After the burial detail removed Shawn Shannon’s body, a dispirited Ty plopped on his cot and stared at those familiar holes in the roof of the ward. Lord, how he wished he had wings to soar through them to freedom, the miseries of Camp Douglas a forgotten chapter of his part in the war.
It hurt him terribly that he was unable to arrange a proper burial for his best friend, as Shawn Shannon had his father, and he hated that Shawn’s demise and quick removal transpired so quickly that there hadn’t been time to arrange for a man of the cloth to say a few words over him. Ty’s resolve not to cry evaporated and he sobbed with his hands covering his mouth to keep anyone from hearing.
Would he ever again experience a fortnight of more joy than grief?
With only himself to worry about, Ty’s prime goal was to secure a release from the ward and return to Barrack Ten, for nursing Shawn Shannon had kept his attention elsewhere and helped him hold the stark reality of his surroundings at bay. With the lieutenant’s passing, however, the horrific everyday events and conditions of the ward attacked his senses with a vengeance.

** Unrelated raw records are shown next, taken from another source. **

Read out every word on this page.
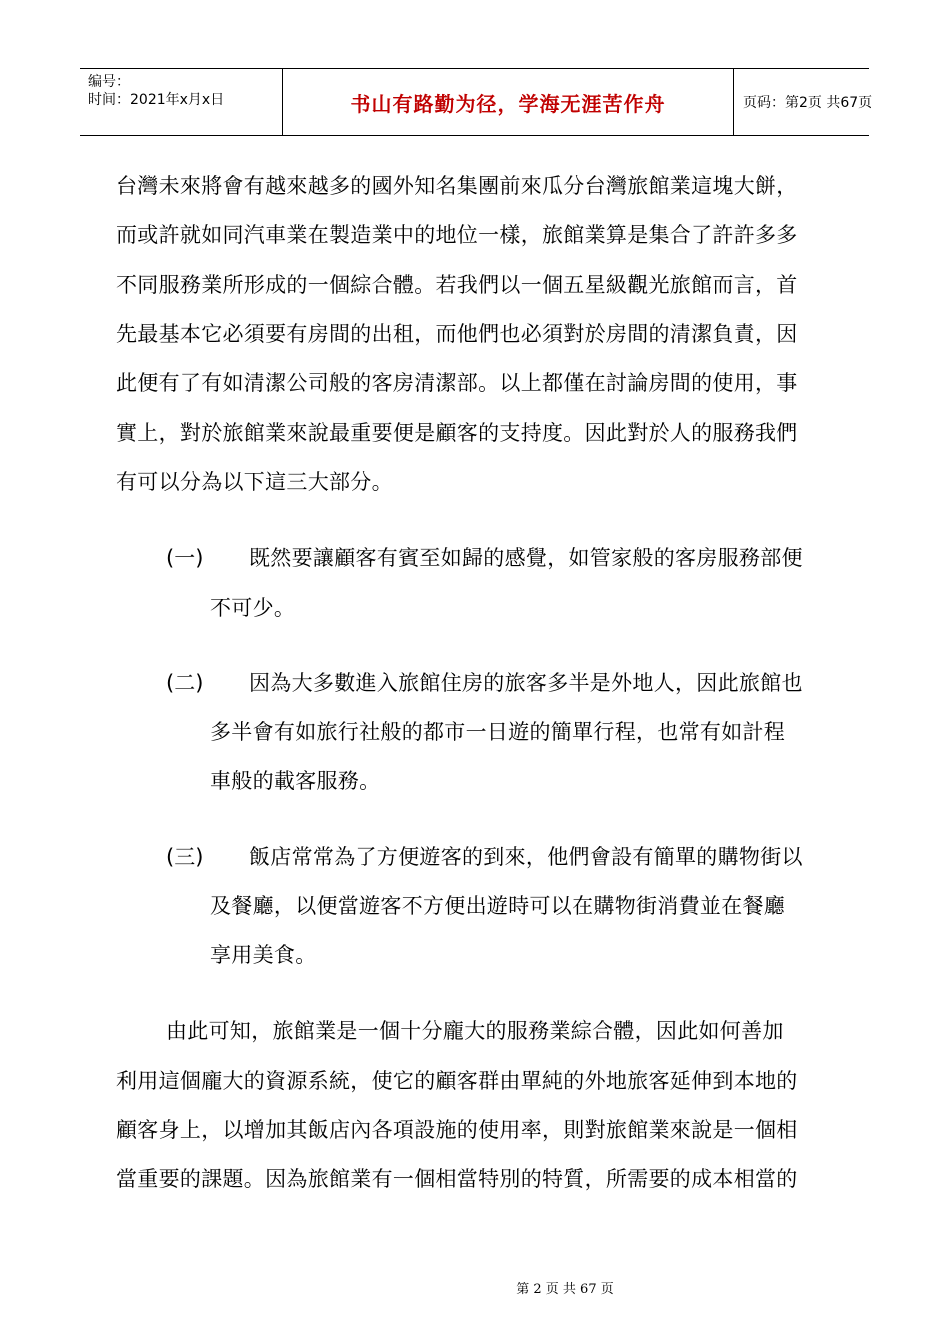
编号：
时间：2021年x月x日	书山有路勤为径，学海无涯苦作舟	页码：第2页 共67页
台灣未來將會有越來越多的國外知名集團前來瓜分台灣旅館業這塊大餅，
而或許就如同汽車業在製造業中的地位一樣，旅館業算是集合了許許多多
不同服務業所形成的一個綜合體。若我們以一個五星級觀光旅館而言，首
先最基本它必須要有房間的出租，而他們也必須對於房間的清潔負責，因
此便有了有如清潔公司般的客房清潔部。以上都僅在討論房間的使用，事
實上，對於旅館業來說最重要便是顧客的支持度。因此對於人的服務我們
有可以分為以下這三大部分。
(一) 既然要讓顧客有賓至如歸的感覺，如管家般的客房服務部便
不可少。
(二) 因為大多數進入旅館住房的旅客多半是外地人，因此旅館也
多半會有如旅行社般的都市一日遊的簡單行程，也常有如計程
車般的載客服務。
(三) 飯店常常為了方便遊客的到來，他們會設有簡單的購物街以
及餐廳，以便當遊客不方便出遊時可以在購物街消費並在餐廳
享用美食。
由此可知，旅館業是一個十分龐大的服務業綜合體，因此如何善加
利用這個龐大的資源系統，使它的顧客群由單純的外地旅客延伸到本地的
顧客身上，以增加其飯店內各項設施的使用率，則對旅館業來說是一個相
當重要的課題。因為旅館業有一個相當特別的特質，所需要的成本相當的
第 2 页 共 67 页
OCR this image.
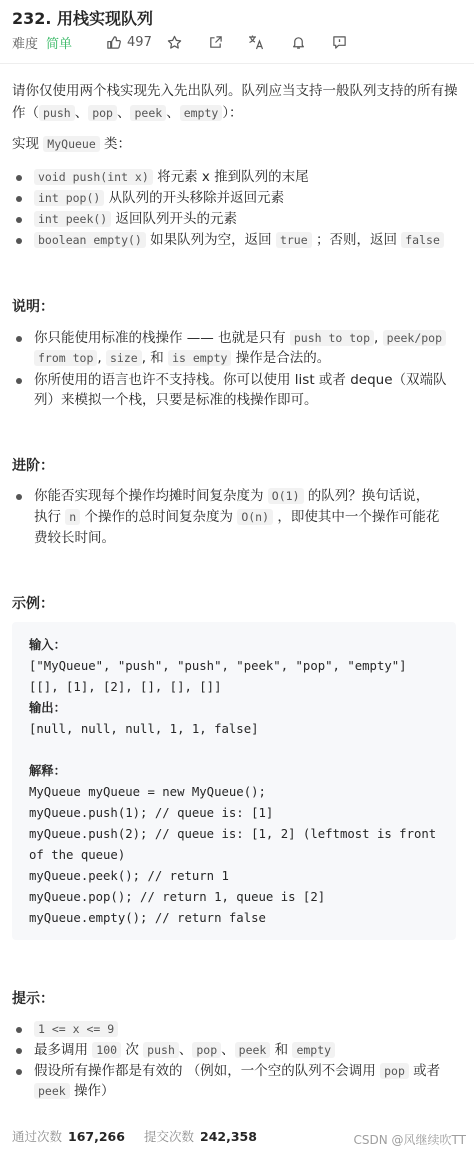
232. 用栈实现队列
难度 简单	497
请你仅使用两个栈实现先入先出队列。队列应当支持一般队列支持的所有操
作（ push 、 pop 、 peek 、 empty ）：
实现 MyQueue 类：
void push(int x) 将元素 x 推到队列的末尾
int pop() 从队列的开头移除并返回元素
int peek() 返回队列开头的元素
boolean empty() 如果队列为空，返回 true ；否则，返回 false
说明：
你只能使用标准的栈操作 —— 也就是只有 push to top , peek/pop
from top , size , 和 is empty 操作是合法的。
你所使用的语言也许不支持栈。你可以使用 list 或者 deque（双端队
列）来模拟一个栈，只要是标准的栈操作即可。
进阶：
你能否实现每个操作均摊时间复杂度为 O(1) 的队列？换句话说，
执行 n 个操作的总时间复杂度为 O(n) ，即使其中一个操作可能花
费较长时间。
示例：
输入：
["MyQueue", "push", "push", "peek", "pop", "empty"]
[[], [1], [2], [], [], []]
输出：
[null, null, null, 1, 1, false]

解释：
MyQueue myQueue = new MyQueue();
myQueue.push(1); // queue is: [1]
myQueue.push(2); // queue is: [1, 2] (leftmost is front
of the queue)
myQueue.peek(); // return 1
myQueue.pop(); // return 1, queue is [2]
myQueue.empty(); // return false
提示：
1 <= x <= 9
最多调用 100 次 push 、 pop 、 peek 和 empty
假设所有操作都是有效的 （例如，一个空的队列不会调用 pop 或者
peek 操作）
通过次数 167,266 提交次数 242,358	CSDN @风继续吹TT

The wailing of groaning, dying men, the pleadings of out-of-their-minds patients for forgiveness of sin and a return to the bosoms of their mothers and the arms of their loved ones, and the endless procession of nurses and burial details with their crude coffins, made sleep nearly impossible. Rotting human bodies, unwashed bedclothes, human waste, and the very air of the ward exuded a raw stench that had Ty longing for the outside world with its clean bathing water and glimpses of sunlight. It intrigued him that the religious paper with the stars and stripes on its masthead delivered to each patient was used mainly for keeping flies off their faces and was seldom read, in some curious way confirming the ungodliness of the pox hospital.